We agree that we are going to eat at a restaurant and enjoy its cuisine, but a dish can earn many points if we present it in a modern tableware, where it is presented as a contemporary classic. A Madrid stew served in one of the pieces of the Blue Edge collection or a suckling lamb presented at the Nova White undoubtedly brings a plus to the diner's experience.
It can be a good reason to wear a classic restaurant with modern dishes. You have to think about the audience that is coming or about to come. Do not limit yourself to the usual customer and be open to new generations that will gain purchasing power and will be the renewal of our regulars.
The tendency to combine different pieces in the same service allows us to keep that dishes that characterizes our premises and at the same time introduce modern dishes in classic restaurants for moments that the diner perceives as special within their experience, such as dessert, the “petit -fours ”or the appetizer.
Unless the idea is to turn our store or restaurant into a kind of museum, keeping absolutely everything exactly the same as when it was opened to the public in the seventies, eighties, or nineties ... ... renewing small aspects can generate a very positive effect.
Preserving the essence of space and getting updated at the same time is a formula that leads to sure success.
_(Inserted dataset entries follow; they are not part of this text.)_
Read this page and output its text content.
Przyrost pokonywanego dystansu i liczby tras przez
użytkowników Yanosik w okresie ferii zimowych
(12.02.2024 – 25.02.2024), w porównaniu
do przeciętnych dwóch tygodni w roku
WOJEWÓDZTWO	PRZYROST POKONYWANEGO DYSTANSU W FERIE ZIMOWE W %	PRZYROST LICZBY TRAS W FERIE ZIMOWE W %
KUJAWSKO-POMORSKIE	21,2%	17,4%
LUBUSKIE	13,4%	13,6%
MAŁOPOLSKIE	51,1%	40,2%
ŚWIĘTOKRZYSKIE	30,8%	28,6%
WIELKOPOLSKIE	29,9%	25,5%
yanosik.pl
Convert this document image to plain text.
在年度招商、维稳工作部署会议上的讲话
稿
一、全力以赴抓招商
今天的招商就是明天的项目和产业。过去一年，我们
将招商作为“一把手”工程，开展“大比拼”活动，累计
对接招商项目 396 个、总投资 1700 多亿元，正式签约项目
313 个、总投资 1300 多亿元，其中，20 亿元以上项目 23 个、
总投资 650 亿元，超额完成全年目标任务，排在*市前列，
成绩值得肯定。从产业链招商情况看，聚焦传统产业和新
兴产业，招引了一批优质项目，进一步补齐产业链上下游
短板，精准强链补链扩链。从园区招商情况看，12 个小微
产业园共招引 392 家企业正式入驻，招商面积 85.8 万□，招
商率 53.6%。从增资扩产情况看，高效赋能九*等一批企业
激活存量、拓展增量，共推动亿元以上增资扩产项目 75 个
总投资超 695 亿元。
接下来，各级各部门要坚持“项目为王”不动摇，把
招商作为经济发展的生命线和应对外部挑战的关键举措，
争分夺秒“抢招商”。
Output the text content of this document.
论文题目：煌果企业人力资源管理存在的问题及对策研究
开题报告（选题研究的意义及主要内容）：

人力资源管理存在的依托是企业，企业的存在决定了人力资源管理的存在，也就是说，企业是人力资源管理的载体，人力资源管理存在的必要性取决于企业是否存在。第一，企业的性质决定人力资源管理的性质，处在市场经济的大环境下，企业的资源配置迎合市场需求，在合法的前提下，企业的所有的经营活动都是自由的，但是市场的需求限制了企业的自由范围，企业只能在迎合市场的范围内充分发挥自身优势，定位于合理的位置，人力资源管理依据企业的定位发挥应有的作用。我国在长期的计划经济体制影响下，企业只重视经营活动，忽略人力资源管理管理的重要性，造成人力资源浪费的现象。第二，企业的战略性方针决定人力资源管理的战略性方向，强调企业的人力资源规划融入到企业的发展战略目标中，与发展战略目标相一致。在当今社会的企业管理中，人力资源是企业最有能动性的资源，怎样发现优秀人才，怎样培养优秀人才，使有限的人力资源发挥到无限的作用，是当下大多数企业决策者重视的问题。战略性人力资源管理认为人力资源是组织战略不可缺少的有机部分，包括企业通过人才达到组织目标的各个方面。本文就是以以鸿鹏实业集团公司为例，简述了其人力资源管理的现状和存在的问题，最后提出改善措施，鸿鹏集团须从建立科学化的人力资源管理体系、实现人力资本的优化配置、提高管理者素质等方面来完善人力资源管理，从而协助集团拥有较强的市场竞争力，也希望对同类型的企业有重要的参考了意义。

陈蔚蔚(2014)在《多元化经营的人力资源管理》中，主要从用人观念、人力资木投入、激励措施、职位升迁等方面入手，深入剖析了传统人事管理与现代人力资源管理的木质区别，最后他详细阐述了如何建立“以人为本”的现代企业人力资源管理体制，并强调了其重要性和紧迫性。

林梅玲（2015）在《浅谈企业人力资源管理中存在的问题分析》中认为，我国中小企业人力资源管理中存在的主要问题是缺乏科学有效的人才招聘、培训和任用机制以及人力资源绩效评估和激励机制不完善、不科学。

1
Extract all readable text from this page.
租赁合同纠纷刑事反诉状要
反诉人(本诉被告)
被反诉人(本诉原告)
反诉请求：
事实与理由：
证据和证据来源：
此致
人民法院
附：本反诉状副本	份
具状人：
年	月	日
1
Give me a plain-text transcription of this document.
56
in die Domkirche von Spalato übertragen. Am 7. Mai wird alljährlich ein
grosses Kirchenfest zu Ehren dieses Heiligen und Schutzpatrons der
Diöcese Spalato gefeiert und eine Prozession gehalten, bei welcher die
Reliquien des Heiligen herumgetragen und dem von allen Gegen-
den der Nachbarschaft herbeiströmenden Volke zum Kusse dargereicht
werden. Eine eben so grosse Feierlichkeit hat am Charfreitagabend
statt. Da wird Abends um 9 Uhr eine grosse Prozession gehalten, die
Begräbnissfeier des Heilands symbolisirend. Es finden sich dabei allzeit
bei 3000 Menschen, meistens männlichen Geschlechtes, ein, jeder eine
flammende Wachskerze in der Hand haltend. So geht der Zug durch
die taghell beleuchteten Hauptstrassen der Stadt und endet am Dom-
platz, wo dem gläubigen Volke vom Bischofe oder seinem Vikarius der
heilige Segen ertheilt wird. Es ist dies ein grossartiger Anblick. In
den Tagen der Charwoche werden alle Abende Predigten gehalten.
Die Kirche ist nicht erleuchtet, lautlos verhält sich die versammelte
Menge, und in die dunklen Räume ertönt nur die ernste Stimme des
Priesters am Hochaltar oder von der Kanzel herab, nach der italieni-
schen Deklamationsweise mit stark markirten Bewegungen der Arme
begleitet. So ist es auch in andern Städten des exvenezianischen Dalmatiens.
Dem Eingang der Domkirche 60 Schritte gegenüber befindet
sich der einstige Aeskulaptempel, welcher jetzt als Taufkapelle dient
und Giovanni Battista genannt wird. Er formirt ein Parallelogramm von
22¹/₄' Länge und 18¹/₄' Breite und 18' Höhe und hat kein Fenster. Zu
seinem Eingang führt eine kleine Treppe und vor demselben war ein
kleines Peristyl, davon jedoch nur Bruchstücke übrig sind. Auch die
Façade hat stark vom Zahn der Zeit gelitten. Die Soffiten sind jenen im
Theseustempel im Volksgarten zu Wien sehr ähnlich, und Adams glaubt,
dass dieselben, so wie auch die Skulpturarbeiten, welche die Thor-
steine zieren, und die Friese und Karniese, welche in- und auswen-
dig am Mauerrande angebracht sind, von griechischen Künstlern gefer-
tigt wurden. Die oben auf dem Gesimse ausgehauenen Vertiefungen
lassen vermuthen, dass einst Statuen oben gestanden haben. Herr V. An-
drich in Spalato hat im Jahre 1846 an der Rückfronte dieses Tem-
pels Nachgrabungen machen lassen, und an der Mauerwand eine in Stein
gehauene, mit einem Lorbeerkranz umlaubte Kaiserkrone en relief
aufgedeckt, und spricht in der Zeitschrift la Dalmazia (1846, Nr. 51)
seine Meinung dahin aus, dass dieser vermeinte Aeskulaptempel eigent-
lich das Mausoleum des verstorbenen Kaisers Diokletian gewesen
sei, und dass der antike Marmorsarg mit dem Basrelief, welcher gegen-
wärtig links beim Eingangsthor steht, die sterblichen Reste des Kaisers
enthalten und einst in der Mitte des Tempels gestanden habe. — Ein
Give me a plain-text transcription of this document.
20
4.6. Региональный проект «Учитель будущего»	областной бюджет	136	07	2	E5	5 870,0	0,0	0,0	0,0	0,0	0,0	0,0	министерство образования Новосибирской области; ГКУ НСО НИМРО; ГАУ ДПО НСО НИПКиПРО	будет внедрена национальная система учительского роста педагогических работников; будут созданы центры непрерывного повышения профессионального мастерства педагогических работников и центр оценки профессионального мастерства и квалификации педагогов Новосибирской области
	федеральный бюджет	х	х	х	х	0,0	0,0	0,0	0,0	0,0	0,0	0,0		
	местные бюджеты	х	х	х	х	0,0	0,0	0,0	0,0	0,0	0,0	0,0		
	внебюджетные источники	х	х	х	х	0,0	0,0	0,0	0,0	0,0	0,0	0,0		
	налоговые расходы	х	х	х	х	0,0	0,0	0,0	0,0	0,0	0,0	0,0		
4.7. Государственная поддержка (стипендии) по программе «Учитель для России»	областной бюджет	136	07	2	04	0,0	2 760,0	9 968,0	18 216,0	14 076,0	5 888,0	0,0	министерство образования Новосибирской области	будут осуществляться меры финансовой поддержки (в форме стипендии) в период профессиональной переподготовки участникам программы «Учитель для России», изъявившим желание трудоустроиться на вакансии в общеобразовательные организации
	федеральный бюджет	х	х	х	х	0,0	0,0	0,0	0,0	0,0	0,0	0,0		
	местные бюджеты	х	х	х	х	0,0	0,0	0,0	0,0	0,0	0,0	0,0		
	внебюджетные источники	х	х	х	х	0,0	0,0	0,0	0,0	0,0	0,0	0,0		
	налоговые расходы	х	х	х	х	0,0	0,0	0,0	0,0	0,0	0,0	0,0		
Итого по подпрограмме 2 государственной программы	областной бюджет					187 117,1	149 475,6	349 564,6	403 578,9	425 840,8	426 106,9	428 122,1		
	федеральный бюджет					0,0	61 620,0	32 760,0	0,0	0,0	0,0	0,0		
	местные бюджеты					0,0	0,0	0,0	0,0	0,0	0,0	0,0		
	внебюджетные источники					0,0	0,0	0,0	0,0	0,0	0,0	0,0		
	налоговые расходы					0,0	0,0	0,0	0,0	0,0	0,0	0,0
Textiles (upholstery, curtains), modern dishes, glassware where there are no missing glasses with personality and paper on the walls for those who dare with a 3 to the last, can give new impetus to a stagnant business, or That has lost interest.
When we think of modern dishes for classic restaurants, we must have current pieces that have been designed and designed with a vocation for continuity. Dishes such as those in the Marble or Teak de Limoges collection are a perfect choice for those who want to dress their tables with something current without risking too much and knowing that they are investing a tableware for a long time.